Search code examples
mysqlsqlinsertduplicatesdata-warehouse

SQL- selecting between duplicate rows by comparing field values


I was wondering if anyone can assist me. I already manage to insert only the rows that are not duplicated

NSERT INTO temp_Log  
SELECT dq1.RowID,dq1.Action FROM DQLog dq1
    WHERE dq1.RowID 
    NOT IN (SELECT RowID FROM DQLog dq2
                group by dq2.RowID
                having count(*)>1

how ever i still need to filter the duplicated ones... how can I select a row by a comparing the value between the duplicated rows in the same table?

RowID  Action 
 1     Reject
 1     Allow
 2     Allow
 2     Fix

In this case i will only need to insert the first (reject+allow= Reject) and last row (Allow+Fix = Fix).

Thank you all for your time.


Solution

  • If it's not possible that a Row_ID has Allow as Action more than once, then following query should work:

    INSERT INTO temp_Log  
    (SELECT distinct RowID,Action           
    FROM DQLog 
    Where Action = 'Reject'
    UNION ALL
    SELECT distinct RowID,Action           
    FROM DQLog 
    Where Action = 'Fix'
    And RowID not in (Select distinct RowID from DQLog where Action='Reject')
    )
    ;
    

    EDIT:

    I've mentioned 2 options in my comment. Here it how it goes:

    Option 1:

    Convert Action columns to lower case values.
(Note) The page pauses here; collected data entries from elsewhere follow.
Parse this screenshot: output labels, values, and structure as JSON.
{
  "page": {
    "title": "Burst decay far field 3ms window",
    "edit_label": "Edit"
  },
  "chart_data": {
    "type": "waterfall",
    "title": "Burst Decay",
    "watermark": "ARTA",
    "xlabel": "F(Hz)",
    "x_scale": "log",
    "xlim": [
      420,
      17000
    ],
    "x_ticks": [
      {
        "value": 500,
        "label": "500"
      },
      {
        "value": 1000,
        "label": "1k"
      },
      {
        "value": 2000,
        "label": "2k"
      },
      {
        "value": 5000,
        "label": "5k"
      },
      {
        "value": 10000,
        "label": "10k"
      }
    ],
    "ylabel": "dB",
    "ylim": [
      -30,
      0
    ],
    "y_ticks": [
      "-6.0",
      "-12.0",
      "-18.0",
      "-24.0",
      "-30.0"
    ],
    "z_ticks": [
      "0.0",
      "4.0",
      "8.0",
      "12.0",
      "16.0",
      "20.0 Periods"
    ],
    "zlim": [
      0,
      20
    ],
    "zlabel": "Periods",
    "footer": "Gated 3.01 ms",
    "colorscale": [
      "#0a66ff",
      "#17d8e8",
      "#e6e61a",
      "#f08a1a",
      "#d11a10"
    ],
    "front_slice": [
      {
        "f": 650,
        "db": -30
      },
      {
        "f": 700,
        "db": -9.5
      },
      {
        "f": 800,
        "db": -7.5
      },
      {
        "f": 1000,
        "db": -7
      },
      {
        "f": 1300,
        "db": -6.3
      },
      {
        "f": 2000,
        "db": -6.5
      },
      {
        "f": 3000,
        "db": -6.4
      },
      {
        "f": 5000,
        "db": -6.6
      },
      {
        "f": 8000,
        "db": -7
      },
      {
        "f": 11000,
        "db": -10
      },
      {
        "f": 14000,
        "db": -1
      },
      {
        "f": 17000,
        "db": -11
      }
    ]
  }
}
    Update DQLog set Action = Lower(Action);
    

    The above query will convert all the values of Action in Lower case. Now you can run following query and it's done:

    INSERT INTO temp_Log  
    (SELECT distinct RowID,Action           
    FROM DQLog 
    Where Action = 'reject'
    UNION ALL
    SELECT distinct RowID,Action           
    FROM DQLog 
    Where Action = 'fix'
    And RowID not in (Select distinct RowID from DQLog where Action='reject')
    )
    ;
    

    Hence your task is done and your redundant data is fixed too.

    Option 2:
    

    Just add the all possible variation of Fix and Reject in where clause of my main query as follows:

    INSERT INTO temp_Log  
    (SELECT distinct RowID,Action           
    FROM DQLog 
    Where Action = 'Reject' or Action='reject'
    UNION ALL
    SELECT distinct RowID,Action           
    FROM DQLog 
    Where Action = 'Fix' or Action = 'fix'
    And RowID not in (Select distinct RowID from DQLog where Action='Reject'or Action='reject')
    )
    ;
    

    I will advice you to go for Option 1 !

    Hope it helps!